Multivariate Analysis of Ecological Data ......| .... Biplots in Practice

This page contains the videos are used in Multivariate Analysis of Ecological Data and Biplots in Practice.

# Multivariate Analysis of Ecological Data

• Chapter 13: Video 13.1
In this video we see the three-dimensional scatterplot of the samples and species of the "Barents fish" data set - see Exhibit 13.4 of the book.

# Biplots in Practice

• Chapter 1: Video 1.1
This video shows the scatterplot of the trivariate data from Exhibit 1.1, rotating the scatterplot around the vertical dimension ("Purchasing power").

• Chapter 1: Video 1.2
This video shows the same trivariate data from Exhibit 1.1, rotating the scatterplot in a “diagonal” direction until the country points are as spread out as possible., where the video pauses.
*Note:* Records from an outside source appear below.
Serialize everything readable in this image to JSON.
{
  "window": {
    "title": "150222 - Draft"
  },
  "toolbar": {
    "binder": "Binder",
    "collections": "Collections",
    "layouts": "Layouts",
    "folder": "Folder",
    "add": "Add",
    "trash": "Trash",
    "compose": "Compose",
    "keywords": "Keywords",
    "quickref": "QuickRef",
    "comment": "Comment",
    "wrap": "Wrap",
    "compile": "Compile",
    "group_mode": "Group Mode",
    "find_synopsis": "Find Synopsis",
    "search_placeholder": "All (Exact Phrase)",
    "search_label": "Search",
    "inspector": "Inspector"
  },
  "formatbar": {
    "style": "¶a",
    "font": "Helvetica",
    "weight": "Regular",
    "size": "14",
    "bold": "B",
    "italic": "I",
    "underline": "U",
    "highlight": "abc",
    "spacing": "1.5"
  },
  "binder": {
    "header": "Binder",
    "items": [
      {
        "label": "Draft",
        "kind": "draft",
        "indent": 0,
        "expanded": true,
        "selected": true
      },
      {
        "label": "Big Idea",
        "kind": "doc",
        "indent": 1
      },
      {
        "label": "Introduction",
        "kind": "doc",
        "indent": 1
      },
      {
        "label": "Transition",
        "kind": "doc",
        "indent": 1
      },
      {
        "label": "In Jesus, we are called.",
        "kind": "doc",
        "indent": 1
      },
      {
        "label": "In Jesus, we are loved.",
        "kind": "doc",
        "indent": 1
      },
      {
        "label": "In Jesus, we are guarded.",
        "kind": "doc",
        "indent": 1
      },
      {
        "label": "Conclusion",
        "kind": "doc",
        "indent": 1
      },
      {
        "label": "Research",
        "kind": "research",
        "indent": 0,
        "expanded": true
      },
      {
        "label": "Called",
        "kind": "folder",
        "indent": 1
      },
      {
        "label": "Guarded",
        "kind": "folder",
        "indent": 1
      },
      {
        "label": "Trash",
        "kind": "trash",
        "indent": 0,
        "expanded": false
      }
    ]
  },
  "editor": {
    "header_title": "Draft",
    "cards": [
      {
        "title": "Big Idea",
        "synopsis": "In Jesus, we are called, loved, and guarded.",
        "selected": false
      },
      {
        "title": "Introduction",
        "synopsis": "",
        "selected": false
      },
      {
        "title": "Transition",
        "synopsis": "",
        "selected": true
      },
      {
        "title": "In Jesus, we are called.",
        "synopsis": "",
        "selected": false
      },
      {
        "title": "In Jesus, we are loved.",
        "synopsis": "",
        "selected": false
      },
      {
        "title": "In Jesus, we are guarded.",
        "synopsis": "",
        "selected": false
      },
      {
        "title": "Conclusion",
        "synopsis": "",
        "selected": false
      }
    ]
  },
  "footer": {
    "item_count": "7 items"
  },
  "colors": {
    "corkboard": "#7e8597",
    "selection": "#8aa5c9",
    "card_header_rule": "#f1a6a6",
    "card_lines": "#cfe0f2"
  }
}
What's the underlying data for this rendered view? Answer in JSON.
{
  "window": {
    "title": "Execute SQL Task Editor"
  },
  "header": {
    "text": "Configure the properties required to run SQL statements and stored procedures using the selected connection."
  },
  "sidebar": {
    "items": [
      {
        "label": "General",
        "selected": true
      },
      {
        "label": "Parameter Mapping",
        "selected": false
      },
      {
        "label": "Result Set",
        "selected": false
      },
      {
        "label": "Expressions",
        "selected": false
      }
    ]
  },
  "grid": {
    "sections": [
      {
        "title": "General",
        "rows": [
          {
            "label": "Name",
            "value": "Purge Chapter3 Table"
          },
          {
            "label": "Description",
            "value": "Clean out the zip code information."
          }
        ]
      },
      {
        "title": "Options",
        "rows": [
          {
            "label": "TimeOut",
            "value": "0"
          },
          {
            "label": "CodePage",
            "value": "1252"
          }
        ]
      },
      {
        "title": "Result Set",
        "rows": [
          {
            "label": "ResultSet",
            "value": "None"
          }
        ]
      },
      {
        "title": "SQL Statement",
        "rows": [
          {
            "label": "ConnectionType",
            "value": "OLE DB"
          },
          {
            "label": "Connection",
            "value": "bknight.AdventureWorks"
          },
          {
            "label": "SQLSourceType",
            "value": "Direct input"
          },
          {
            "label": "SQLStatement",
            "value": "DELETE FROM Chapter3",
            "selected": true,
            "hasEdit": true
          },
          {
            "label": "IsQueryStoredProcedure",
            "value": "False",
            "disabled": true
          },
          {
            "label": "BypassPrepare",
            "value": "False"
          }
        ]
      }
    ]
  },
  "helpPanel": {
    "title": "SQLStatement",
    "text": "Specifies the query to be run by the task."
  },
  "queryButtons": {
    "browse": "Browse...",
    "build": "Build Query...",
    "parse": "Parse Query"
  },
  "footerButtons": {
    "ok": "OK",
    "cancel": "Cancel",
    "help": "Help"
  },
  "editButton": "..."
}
This shows that the points must lie approximately in a plane and this viewpoint is looking at that plane.

• Chapter 2: Video 2.1
In this video we see the three-dimensional scatterplot of species d versus pollution (y) and depth (x) and the regression plane defined by the model d = 6.135-1.388y+0.148x [see equation (2.1) and the schematic version on the left of Exhibit 2.2].

• Chapter 2: Video 2.2
In this video we see the same three-dimensional scatterplot of species d versus pollution (y) and depth (x) , but with all variables standardized (mean 0, variance 1). The regression plane in these standardized variables is now d* = -0.446y*+0.347x*. [see schematic version on the right of Exhibit 2.2]. The plane can de uniquely defined by the white arrow pointing up the plane in the direction of steepest ascent, called a biplot axis or biplot direction. Lines in white are drawn at right angles to this direction according to units of standard deviation in the response variable d above and below the mean, as predicted by the regression model. On the x-y plane there is a shadow of the plane as well as the direction of the biplot arrow in red and the parallel lines in red which are now the corresponding contour lines of the plane. These contours can be seen in Exhibit 2.3, illustrating how the projections of the points on the biplot direction onto these contours are just the regression plane estimates.

• Chapter 5: Video 5.1
If you play this video you will hear Michael Greenacre's musical rendition of the singular value decomposition (SVD), which is the basis of all the dimension-reducing methods presented in this book. The song was recorded by Gurdeep Stephens (voice) and Lisa Olive (piano) on 21 June 2011 in Victoria, BC, Canada, with animations and commentary added by Michael in Barcelona. It was presented for the first time in Michael's invited talk "Biplot Videos" at the 9th Tartu Conference on Multivariate Analysis, 28 June 2011, in Estonia.